Division of Intramural Population Health Research, Eunice Kennedy Shriver National Institute of Child Health and Human Development, Rockville, Maryland.
Department of Epidemiology, Gillings School of Global Public Health, University of North Carolina at Chapel Hill, Chapel Hill, North Carolina.
Am J Epidemiol. 2018 Mar 1;187(3):568-575. doi: 10.1093/aje/kwx348.
Principled methods with which to appropriately analyze missing data have long existed; however, broad implementation of these methods remains challenging. In this and 2 companion papers (Am J Epidemiol. 2018;187(3):576-584 and Am J Epidemiol. 2018;187(3):585-591), we discuss issues pertaining to missing data in the epidemiologic literature. We provide details regarding missing-data mechanisms and nomenclature and encourage the conduct of principled analyses through a detailed comparison of multiple imputation and inverse probability weighting. Data from the Collaborative Perinatal Project, a multisite US study conducted from 1959 to 1974, are used to create a masked data-analytical challenge with missing data induced by known mechanisms. We illustrate the deleterious effects of missing data with naive methods and show how principled methods can sometimes mitigate such effects. For example, when data were missing at random, naive methods showed a spurious protective effect of smoking on the risk of spontaneous abortion (odds ratio (OR) = 0.43, 95% confidence interval (CI): 0.19, 0.93), while implementation of principled methods multiple imputation (OR = 1.30, 95% CI: 0.95, 1.77) or augmented inverse probability weighting (OR = 1.40, 95% CI: 1.00, 1.97) provided estimates closer to the "true" full-data effect (OR = 1.31, 95% CI: 1.05, 1.64). We call for greater acknowledgement of and attention to missing data and for the broad use of principled missing-data methods in epidemiologic research.

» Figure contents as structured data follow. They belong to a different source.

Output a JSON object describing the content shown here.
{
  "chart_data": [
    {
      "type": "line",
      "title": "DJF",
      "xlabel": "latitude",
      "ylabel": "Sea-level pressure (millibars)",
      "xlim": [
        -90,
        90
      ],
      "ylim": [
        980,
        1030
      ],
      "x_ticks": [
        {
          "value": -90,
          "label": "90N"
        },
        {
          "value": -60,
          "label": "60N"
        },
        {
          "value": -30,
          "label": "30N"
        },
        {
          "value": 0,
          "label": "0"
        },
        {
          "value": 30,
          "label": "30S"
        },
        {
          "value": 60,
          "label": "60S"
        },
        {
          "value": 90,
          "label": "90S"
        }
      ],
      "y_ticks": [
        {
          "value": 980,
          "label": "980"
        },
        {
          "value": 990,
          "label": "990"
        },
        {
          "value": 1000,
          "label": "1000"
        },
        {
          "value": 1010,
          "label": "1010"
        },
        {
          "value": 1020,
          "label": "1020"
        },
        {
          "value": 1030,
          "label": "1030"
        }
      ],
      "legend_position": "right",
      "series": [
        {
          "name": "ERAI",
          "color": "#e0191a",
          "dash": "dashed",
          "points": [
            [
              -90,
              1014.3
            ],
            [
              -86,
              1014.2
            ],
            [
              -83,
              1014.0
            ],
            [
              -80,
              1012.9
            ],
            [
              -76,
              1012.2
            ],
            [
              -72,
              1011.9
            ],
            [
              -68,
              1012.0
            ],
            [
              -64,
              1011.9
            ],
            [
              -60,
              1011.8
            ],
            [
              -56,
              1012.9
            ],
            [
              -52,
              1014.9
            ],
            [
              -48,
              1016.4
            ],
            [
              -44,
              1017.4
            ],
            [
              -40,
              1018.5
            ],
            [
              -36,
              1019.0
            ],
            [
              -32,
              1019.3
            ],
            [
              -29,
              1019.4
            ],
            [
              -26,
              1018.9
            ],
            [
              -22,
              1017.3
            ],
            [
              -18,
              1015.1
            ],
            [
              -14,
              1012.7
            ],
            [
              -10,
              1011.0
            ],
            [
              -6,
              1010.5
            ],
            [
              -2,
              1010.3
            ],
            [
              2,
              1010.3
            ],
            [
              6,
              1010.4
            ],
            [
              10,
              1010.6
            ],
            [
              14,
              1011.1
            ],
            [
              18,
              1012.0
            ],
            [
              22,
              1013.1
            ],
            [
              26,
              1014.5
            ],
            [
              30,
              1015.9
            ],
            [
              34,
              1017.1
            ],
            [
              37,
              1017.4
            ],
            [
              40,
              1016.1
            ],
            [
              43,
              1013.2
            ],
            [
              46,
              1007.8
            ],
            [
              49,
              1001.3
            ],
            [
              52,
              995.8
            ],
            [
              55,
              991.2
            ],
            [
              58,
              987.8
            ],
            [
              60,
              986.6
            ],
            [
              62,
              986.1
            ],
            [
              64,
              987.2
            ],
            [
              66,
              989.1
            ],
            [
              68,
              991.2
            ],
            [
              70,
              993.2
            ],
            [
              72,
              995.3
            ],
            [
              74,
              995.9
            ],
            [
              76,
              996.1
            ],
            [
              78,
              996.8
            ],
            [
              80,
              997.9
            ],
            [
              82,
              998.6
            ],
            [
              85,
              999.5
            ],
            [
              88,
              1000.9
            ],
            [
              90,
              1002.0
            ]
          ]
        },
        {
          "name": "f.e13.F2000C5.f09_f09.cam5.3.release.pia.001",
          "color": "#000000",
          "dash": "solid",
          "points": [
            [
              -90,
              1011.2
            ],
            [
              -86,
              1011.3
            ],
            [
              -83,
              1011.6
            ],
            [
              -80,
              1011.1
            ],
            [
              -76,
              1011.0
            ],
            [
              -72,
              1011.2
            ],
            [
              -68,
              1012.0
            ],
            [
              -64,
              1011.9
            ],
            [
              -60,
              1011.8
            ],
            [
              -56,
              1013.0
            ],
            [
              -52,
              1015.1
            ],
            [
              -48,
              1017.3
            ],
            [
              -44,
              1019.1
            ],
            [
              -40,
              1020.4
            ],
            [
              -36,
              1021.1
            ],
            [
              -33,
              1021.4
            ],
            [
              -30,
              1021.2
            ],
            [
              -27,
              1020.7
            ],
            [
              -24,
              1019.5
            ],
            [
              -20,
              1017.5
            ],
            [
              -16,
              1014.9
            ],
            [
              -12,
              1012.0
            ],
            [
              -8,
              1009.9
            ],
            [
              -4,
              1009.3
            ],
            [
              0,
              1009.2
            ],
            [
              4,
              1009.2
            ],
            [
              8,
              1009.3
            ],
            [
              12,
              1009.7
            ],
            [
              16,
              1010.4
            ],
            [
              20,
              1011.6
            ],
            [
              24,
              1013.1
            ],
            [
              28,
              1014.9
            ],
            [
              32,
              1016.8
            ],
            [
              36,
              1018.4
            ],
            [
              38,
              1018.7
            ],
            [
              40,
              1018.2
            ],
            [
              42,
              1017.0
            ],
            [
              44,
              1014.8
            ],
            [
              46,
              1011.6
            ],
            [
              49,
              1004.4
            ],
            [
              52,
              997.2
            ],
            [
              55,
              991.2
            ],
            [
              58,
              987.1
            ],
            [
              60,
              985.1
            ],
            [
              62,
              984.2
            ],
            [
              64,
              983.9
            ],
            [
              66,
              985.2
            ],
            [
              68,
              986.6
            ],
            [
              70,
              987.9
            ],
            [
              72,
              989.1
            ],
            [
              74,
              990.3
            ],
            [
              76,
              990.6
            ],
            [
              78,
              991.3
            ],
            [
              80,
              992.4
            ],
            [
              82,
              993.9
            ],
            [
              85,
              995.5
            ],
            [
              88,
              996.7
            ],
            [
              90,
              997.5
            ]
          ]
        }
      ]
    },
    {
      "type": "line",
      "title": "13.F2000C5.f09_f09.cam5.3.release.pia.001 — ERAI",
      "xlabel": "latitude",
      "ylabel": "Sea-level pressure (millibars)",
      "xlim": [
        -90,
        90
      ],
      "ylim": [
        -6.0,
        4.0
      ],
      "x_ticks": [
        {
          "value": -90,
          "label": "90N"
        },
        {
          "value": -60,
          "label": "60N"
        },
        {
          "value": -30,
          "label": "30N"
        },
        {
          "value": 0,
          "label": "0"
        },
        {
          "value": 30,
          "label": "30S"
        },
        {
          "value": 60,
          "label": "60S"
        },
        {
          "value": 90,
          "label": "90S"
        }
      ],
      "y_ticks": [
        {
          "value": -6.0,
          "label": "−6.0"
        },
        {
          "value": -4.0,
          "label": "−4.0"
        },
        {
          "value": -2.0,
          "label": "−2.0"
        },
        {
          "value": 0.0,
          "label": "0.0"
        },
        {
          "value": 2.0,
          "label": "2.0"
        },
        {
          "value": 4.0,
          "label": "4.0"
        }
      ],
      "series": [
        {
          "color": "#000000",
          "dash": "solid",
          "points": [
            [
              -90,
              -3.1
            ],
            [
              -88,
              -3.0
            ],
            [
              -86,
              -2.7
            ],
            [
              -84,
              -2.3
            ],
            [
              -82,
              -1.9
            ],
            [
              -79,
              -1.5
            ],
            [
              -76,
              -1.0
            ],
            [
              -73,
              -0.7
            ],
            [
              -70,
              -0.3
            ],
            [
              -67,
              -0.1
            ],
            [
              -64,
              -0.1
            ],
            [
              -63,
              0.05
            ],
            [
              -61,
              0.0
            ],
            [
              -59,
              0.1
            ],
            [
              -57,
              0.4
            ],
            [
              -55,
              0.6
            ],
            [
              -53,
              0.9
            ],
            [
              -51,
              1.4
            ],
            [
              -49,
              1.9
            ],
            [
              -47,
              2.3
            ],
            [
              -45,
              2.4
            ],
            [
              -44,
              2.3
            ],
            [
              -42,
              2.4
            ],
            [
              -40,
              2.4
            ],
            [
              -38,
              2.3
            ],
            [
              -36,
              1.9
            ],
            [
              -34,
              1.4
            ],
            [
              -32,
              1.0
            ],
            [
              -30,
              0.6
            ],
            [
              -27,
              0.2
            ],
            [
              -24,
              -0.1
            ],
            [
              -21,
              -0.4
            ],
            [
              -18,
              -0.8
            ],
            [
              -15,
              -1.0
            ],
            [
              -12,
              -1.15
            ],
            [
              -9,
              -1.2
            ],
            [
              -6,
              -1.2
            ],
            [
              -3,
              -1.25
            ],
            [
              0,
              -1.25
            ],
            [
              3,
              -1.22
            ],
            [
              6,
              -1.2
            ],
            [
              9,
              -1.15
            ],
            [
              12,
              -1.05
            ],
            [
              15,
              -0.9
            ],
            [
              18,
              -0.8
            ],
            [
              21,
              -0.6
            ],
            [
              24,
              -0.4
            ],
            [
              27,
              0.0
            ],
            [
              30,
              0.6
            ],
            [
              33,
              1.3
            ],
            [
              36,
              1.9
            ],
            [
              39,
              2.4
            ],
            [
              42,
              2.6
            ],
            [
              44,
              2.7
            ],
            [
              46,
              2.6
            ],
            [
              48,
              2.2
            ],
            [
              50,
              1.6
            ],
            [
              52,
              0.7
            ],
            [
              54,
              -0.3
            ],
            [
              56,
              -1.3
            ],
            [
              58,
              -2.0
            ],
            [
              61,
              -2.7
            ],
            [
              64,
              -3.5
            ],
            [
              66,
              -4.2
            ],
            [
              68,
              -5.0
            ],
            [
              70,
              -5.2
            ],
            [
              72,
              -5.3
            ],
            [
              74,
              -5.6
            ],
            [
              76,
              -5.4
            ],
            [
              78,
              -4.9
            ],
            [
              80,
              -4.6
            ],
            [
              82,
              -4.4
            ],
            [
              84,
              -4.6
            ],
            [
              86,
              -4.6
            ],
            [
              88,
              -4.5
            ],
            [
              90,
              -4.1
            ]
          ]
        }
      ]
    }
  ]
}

长期以来,已有适当分析缺失数据的原则性方法;然而,广泛实施这些方法仍然具有挑战性。在这篇论文和另外两篇论文(《美国流行病学杂志》2018 年第 187 卷第 3 期第 576-584 页和第 585-591 页)中,我们讨论了流行病学文献中与缺失数据相关的问题。我们详细介绍了缺失数据机制和命名,并通过对多种插补和逆概率加权的详细比较,鼓励进行有原则的分析。使用来自于 1959 年至 1974 年在美国多个地点进行的多中心合作围产儿研究的数据,创建了一个具有缺失数据的模拟数据分析挑战,这些缺失数据是由已知机制引起的。我们用简单的方法说明了缺失数据的有害影响,并展示了有原则的方法如何有时可以减轻这种影响。例如,当数据随机缺失时,简单的方法显示吸烟对自然流产风险具有虚假的保护作用(比值比(OR)=0.43,95%置信区间(CI):0.19,0.93),而实施有原则的方法多重插补(OR=1.30,95%CI:0.95,1.77)或增强逆概率加权(OR=1.40,95%CI:1.00,1.97)提供的估计值更接近“真实”全数据效应(OR=1.31,95%CI:1.05,1.64)。我们呼吁在流行病学研究中更加认识和关注缺失数据,并广泛使用有原则的缺失数据方法。